By Vienna Ma
CANBERRA, Nov. 2 (Xinhua) -- U.S. President Barack Obama might find his visit to Northern Territory (NT) of Australia a perfect opportunity to announce a strategic plan involving Australia, South Korea and Japan, a foreign and defense policy expert told Xinhua in a recent interview.
According to Associate Professor Wayne Reynolds from University of Newcastle, Obama's upcoming visit to Australia in November comes at a time when the U.S. is under pressure to assert its primary role in Asia.
"From the U.S. standpoint, this will be an attempt to regain the initiative in Asia since it lacks the economic leverage that it once had," Professor Reynolds said.
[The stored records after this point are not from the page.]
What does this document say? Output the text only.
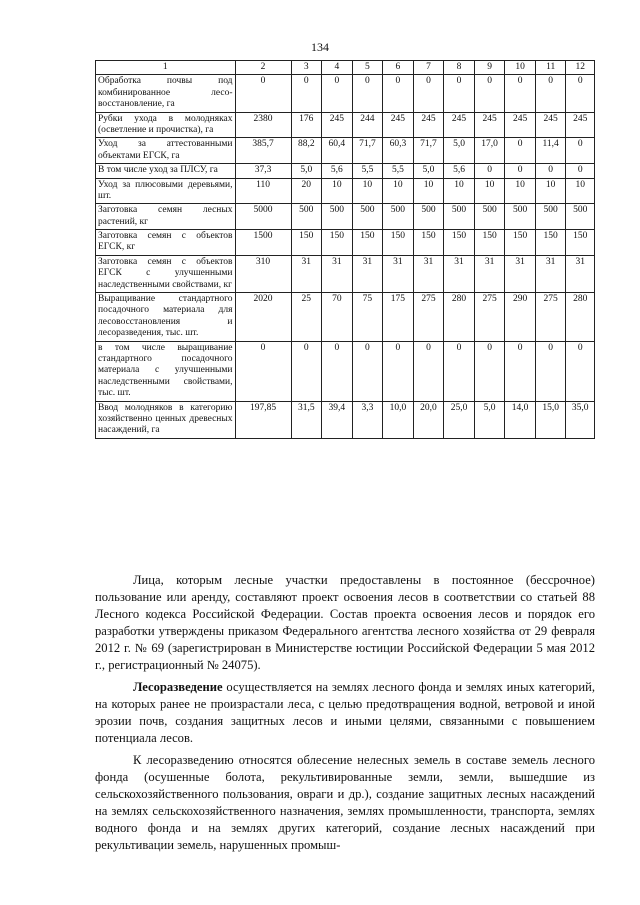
134
1	2	3	4	5	6	7	8	9	10	11	12
Обработка почвы под комбинированное лесовосстановление, га	0	0	0	0	0	0	0	0	0	0	0
Рубки ухода в молодняках (осветление и прочистка), га	2380	176	245	244	245	245	245	245	245	245	245
Уход за аттестованными объектами ЕГСК, га	385,7	88,2	60,4	71,7	60,3	71,7	5,0	17,0	0	11,4	0
В том числе уход за ПЛСУ, га	37,3	5,0	5,6	5,5	5,5	5,0	5,6	0	0	0	0
Уход за плюсовыми деревьями, шт.	110	20	10	10	10	10	10	10	10	10	10
Заготовка семян лесных растений, кг	5000	500	500	500	500	500	500	500	500	500	500
Заготовка семян с объектов ЕГСК, кг	1500	150	150	150	150	150	150	150	150	150	150
Заготовка семян с объектов ЕГСК с улучшенными наследственными свойствами, кг	310	31	31	31	31	31	31	31	31	31	31
Выращивание стандартного посадочного материала для лесовосстановления и лесоразведения, тыс. шт.	2020	25	70	75	175	275	280	275	290	275	280
в том числе выращивание стандартного посадочного материала с улучшенными наследственными свойствами, тыс. шт.	0	0	0	0	0	0	0	0	0	0	0
Ввод молодняков в категорию хозяйственно ценных древесных насаждений, га	197,85	31,5	39,4	3,3	10,0	20,0	25,0	5,0	14,0	15,0	35,0

Лица, которым лесные участки предоставлены в постоянное (бессрочное) пользование или аренду, составляют проект освоения лесов в соответствии со статьей 88 Лесного кодекса Российской Федерации. Состав проекта освоения лесов и порядок его разработки утверждены приказом Федерального агентства лесного хозяйства от 29 февраля 2012 г. № 69 (зарегистрирован в Министерстве юстиции Российской Федерации 5 мая 2012 г., регистрационный № 24075).

Лесоразведение осуществляется на землях лесного фонда и землях иных категорий, на которых ранее не произрастали леса, с целью предотвращения водной, ветровой и иной эрозии почв, создания защитных лесов и иными целями, связанными с повышением потенциала лесов.

К лесоразведению относятся облесение нелесных земель в составе земель лесного фонда (осушенные болота, рекультивированные земли, земли, вышедшие из сельскохозяйственного пользования, овраги и др.), создание защитных лесных насаждений на землях сельскохозяйственного назначения, землях промышленности, транспорта, землях водного фонда и на землях других категорий, создание лесных насаждений при рекультивации земель, нарушенных промыш-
Expectations are growing that Obama and Australian Prime Minister Julia Gillard will make a significant joint announcement about an increase in U.S. military presence in the NT, described by Australian Defense Minister Stephen Smith as "more troops in, troops out, more planes in, planes out and more ships in, ships out."
However, Professor Reynolds expected the in-principle discussions about closer co-operation allowing more U.S. troops bases in Australia would take place over an even longer time frame.
Instead, he anticipated that Obama might find the occasion of his visit a perfect time to make announcement on the Trans-Pacific Partnership plan involving Australia, South Korea, and Japan.
"If this occurs it will be couched as a geo-strategic initiative rather than a narrowly focused economic or trade proposal," he said.
While the status of India as a security partner and potential nuclear partner remains a pressing security concern for U.S., Professor Reynolds said the issue is likely to be discussed by the two leaders, when Obama will "almost certainly add his weight to the pressure to have Australia approve the export of uranium as part of civil nuclear."
He also expected Obama to make a statement on the importance of Indian Ocean and energy security, as a basis for increasing U.S. naval basing rights in Western Australia.
Professor Reynolds warned Australia to be mindful of the importance of trade issue when making any announcement on quasi- strategic agreements.
"It will be important that any regional arrangement for security is both comprehensive and inclusive," he said.
The U.S. president's visit to Australia on Nov. 16 and 17 will mark the 60th anniversary of the military alliance between Australia and the United States. This will be Obama's first visit since he became U.S. president.
During his trip in Australia, he will address the parliament and visit Darwin of NT, while en route to the East Asia Summit in Bali of Indonesia.